Nonostante le notizie su oro e argento siano state prevalentemente negative, i due metalli rimangono le commodity con la migliore performance relativa. Nel corso dell'ultimo anno, l'indice Bloomberg, che misura l'andamento dei metalli preziosi, segna un calo inferiore al 10%, contro il circa -50% del comparto energetico e il -26% dei metalli industriali. Dal punto di vista dei produttori, le fluttuazioni valutarie hanno probabilmente ridotto il costo di produzione marginale garantendo una maggiore libertà di azione. Su queste basi, l'eventuale ripresa dei prezzi dell'oro, si dovrà basare su un cambio di attitudine tra gli investitori istituzionali come i gestori di fondi e gli Hedge Fund. La combinazione tra una Fed accomodante, l'incertezza sulla politica valutaria cinese e lo stato di salute dell'economia globale tanto quanto il basso coinvolgimento degli investitori, potrebbero innescare o forzare un cambiamento nel sentiment. Avendo assistito a due robuste riprese in un breve periodo, avvertiamo un cambiamento in atto. Un elemento chiave sarà rappresentato da un movimento rialzista dell'oro sopra i massimi di agosto a 1.170 dollari l'oncia che potrebbe confermare la formazione di un supporto. Confermiamo il target per fine anno a 1.250 dollari/oncia; solo una rottura di 1.080 dollari/oncia potrebbe inficiare questa previsione.
VALUTE
L'ulteriore rinvio del primo incremento dei tassi da parte della Fed potrebbe innescare un rimbalzo delle prospettive per le valute dei Mercati emergenti nel corso del quarto trimestre e il ritardo nel ritorno del mercato "toro" negli Stati Uniti, anche se nel corso del trimestre potremmo assistere ad un dollaro inizialmente debole e in rafforzamento nel finale. Nel quarto trimestre c'è il rischio significativo di assistere a un altro movimento disordinato nella propensione al rischio, il cui risultato sarebbe un brusco movimento rialzista dello yen giapponese e eventualmente dell'euro, come abbiamo visto nel corso delle turbolenze di agosto. Da ora, qualsiasi marcato apprezzamento di euro e yen dovrà probabilmente fare i conti con le nuove misure espansive in arrivo dalla Banca Centrale Europea e dalla Bank of Japan, eventualmente contribuendo a far nuovamente rafforzare il dollaro e a portare ulteriore sollievo ai mercati emergenti.

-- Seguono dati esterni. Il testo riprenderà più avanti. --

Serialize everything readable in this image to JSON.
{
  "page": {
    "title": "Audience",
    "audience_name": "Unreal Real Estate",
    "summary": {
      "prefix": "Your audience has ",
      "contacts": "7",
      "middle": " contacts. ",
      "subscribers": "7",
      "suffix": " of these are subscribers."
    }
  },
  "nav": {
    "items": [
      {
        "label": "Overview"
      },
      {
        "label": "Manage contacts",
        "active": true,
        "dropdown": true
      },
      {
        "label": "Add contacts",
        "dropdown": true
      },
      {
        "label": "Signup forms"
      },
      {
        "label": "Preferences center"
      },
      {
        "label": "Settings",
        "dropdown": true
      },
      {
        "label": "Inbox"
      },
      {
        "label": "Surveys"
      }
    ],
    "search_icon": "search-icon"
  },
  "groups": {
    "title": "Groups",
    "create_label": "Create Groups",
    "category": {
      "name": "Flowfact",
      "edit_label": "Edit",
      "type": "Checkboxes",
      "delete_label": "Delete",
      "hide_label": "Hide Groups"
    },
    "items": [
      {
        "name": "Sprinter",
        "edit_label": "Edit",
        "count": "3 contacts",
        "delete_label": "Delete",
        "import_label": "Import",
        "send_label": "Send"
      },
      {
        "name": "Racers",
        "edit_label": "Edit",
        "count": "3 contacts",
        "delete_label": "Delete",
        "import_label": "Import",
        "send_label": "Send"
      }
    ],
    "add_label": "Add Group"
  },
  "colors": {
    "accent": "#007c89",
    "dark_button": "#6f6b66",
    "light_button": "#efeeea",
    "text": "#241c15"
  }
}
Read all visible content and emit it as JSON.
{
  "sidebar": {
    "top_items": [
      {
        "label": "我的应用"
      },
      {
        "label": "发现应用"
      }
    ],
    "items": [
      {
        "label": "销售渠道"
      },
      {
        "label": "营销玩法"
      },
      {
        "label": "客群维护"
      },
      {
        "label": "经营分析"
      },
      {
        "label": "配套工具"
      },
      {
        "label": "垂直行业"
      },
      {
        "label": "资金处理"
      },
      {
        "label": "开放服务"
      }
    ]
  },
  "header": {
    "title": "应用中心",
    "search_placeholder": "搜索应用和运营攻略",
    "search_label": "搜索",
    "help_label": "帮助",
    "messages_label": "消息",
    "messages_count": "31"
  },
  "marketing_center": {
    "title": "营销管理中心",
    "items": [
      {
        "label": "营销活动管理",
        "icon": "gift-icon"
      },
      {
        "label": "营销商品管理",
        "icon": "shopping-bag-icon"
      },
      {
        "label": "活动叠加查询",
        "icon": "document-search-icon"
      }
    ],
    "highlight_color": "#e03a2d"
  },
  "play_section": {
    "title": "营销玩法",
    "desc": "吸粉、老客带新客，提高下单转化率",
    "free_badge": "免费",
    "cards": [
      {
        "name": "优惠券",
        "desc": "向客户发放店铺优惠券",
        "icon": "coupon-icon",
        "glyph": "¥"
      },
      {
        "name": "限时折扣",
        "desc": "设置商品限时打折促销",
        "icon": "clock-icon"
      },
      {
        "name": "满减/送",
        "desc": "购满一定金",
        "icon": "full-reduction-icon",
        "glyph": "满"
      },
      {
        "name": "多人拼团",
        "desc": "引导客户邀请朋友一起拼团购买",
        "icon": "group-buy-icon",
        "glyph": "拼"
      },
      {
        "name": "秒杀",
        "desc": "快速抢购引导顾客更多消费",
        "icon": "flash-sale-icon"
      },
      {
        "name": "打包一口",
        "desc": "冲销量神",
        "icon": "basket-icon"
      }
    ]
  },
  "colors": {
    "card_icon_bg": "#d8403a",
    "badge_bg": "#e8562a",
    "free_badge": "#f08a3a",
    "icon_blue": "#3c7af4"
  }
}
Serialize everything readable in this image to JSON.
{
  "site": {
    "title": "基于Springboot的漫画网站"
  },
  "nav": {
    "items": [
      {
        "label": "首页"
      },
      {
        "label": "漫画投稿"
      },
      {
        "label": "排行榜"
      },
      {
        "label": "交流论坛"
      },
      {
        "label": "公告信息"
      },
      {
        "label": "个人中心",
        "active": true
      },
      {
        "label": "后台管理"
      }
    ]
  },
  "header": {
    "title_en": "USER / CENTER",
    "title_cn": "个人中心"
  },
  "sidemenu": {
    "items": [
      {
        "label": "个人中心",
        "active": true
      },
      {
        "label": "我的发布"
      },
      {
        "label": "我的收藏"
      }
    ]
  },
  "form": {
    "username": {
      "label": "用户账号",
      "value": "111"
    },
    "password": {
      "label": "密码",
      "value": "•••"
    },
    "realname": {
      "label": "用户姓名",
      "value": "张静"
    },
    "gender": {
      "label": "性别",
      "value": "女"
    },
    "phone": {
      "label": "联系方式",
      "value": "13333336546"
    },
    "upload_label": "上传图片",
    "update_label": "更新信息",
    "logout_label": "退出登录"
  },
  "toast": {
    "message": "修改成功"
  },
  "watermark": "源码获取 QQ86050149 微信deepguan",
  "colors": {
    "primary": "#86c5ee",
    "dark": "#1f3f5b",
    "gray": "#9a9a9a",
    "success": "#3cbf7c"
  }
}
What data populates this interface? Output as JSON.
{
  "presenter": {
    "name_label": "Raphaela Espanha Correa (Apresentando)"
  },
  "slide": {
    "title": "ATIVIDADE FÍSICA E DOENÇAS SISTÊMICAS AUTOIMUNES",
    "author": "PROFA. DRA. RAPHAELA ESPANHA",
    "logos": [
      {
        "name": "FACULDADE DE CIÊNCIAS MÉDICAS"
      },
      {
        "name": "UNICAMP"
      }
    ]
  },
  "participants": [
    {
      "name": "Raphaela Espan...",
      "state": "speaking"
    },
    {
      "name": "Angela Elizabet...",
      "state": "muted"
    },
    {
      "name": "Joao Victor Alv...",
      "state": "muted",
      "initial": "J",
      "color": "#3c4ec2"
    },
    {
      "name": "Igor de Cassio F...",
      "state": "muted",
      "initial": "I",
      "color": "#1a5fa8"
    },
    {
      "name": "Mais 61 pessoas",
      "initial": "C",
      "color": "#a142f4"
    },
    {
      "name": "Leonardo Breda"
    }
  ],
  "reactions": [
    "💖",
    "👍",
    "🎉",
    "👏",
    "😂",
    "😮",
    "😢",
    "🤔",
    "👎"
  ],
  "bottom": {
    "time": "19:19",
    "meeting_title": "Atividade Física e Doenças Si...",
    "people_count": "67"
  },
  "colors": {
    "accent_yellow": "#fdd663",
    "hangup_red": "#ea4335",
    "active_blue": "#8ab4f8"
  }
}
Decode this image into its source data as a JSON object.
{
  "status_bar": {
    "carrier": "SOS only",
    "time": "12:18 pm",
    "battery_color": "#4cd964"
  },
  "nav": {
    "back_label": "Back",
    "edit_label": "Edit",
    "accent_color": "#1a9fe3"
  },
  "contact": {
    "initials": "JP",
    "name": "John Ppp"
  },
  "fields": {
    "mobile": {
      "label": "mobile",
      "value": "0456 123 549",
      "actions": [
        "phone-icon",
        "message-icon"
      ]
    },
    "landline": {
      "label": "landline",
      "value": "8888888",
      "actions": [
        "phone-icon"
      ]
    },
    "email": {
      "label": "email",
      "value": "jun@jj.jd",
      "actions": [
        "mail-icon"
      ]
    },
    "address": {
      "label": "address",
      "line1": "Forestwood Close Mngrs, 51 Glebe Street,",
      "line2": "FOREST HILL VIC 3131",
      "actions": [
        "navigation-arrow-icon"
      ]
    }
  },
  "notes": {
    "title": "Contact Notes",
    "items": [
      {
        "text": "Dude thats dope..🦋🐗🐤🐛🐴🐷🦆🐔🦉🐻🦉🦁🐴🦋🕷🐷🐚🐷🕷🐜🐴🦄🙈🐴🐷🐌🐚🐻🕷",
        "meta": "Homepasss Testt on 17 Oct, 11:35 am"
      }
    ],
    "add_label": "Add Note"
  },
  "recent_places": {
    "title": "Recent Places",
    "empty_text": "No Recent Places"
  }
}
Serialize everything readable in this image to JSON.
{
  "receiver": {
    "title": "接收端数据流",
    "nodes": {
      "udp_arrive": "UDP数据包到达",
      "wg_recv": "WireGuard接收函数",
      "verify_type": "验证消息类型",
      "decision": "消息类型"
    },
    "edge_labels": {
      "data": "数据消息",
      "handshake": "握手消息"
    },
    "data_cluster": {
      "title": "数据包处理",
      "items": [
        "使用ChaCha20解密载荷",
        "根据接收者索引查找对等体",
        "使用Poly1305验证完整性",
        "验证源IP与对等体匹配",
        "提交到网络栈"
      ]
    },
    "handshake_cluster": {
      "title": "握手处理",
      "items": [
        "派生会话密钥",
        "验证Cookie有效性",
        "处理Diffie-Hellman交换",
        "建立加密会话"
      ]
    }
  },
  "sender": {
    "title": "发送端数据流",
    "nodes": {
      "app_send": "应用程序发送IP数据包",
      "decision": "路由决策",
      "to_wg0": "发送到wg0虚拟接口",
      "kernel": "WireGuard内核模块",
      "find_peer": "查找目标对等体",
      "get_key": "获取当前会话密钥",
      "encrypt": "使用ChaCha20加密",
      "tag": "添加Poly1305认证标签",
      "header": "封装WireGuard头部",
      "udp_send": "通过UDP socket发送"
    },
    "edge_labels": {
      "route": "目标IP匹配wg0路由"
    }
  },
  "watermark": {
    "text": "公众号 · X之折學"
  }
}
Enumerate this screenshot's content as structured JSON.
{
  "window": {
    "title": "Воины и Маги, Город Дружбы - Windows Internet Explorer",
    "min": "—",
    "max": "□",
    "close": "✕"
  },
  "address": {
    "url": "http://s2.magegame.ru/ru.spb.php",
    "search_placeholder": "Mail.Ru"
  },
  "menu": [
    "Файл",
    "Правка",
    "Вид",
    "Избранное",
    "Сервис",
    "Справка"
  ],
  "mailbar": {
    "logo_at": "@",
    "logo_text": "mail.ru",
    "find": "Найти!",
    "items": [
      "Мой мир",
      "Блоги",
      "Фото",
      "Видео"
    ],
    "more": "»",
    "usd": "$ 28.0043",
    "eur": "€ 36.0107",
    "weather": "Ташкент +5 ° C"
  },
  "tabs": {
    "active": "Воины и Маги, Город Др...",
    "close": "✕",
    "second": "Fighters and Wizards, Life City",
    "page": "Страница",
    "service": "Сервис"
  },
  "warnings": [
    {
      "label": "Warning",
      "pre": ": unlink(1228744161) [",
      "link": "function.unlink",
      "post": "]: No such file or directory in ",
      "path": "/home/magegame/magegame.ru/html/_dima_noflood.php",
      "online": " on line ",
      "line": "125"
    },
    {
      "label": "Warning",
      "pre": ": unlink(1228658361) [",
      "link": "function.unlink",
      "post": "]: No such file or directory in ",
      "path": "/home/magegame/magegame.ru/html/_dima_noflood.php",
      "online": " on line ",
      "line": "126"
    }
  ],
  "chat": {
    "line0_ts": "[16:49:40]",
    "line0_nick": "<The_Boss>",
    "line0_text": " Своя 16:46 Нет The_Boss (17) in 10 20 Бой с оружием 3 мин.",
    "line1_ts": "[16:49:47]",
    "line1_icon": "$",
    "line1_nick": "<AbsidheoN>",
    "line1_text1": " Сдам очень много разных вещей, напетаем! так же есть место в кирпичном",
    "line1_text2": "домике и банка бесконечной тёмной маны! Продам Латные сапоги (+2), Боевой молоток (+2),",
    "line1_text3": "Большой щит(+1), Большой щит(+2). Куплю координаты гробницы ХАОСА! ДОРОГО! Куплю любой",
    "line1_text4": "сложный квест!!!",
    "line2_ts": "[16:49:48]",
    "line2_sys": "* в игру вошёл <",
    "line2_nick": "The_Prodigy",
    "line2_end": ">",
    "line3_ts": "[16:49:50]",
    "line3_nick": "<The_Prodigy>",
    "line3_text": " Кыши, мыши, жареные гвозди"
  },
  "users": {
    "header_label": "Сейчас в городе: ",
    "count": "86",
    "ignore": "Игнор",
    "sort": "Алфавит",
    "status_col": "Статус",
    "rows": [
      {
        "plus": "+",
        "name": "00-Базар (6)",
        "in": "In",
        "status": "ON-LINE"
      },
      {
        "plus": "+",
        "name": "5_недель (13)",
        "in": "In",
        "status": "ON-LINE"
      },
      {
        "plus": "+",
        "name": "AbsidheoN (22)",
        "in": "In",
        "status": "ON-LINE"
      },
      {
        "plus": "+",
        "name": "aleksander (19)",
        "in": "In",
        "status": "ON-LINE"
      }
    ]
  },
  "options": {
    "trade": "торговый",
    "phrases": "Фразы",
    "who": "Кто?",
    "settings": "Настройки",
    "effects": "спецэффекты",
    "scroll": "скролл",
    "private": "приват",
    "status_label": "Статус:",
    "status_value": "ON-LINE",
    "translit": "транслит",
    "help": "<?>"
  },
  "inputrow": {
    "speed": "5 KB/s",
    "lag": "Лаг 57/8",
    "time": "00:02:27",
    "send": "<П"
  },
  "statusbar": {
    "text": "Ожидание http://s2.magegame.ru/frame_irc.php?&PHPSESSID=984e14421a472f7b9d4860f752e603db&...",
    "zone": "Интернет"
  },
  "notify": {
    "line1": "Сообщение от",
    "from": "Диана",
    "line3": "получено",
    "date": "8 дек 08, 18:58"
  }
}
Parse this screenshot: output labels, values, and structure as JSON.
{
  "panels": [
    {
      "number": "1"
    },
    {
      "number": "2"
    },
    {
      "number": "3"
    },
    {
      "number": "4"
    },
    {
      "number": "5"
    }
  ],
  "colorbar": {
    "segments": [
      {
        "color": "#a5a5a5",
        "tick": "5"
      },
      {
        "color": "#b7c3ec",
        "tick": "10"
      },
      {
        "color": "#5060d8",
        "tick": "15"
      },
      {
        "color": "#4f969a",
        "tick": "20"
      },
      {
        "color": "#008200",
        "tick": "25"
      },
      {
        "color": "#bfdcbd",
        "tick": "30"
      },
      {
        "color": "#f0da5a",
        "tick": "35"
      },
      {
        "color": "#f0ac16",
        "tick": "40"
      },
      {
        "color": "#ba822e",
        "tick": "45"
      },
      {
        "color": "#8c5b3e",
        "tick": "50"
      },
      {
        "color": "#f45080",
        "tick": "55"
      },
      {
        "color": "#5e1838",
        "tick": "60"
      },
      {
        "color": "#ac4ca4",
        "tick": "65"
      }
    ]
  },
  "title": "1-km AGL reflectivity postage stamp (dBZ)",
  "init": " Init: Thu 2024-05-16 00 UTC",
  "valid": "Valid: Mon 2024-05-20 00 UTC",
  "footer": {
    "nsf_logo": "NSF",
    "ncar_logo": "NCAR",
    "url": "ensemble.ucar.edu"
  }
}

L'elemento fondamentale nel quarto trimestre potrebbe essere rappresentato dalla velocità con cui la Cina permetterà un indebolimento della propria valuta dopo aver contrastato le pressioni ribassiste con il massiccio utilizzo delle riserve a seguito della svalutazione di agosto e la modifica del regime di cambio verso una fluttuazione controllata (finora con una doppia enfasi sul "controllata"). In sintesi, la decisione di settembre della Federal Reserve ha mostrato ai mercati che la politica della Fed è globale, in particolare per i Paesi emergenti. Nel quarto trimestre, se da un lato potremmo assistere a rimbalzi nelle valute legate alla propensione al rischio come il rublo, il real brasiliano, la lira turca e il rand sudafricano, un approccio più conservativo spinge a guardare altrove, Messico e Polonia in particolare.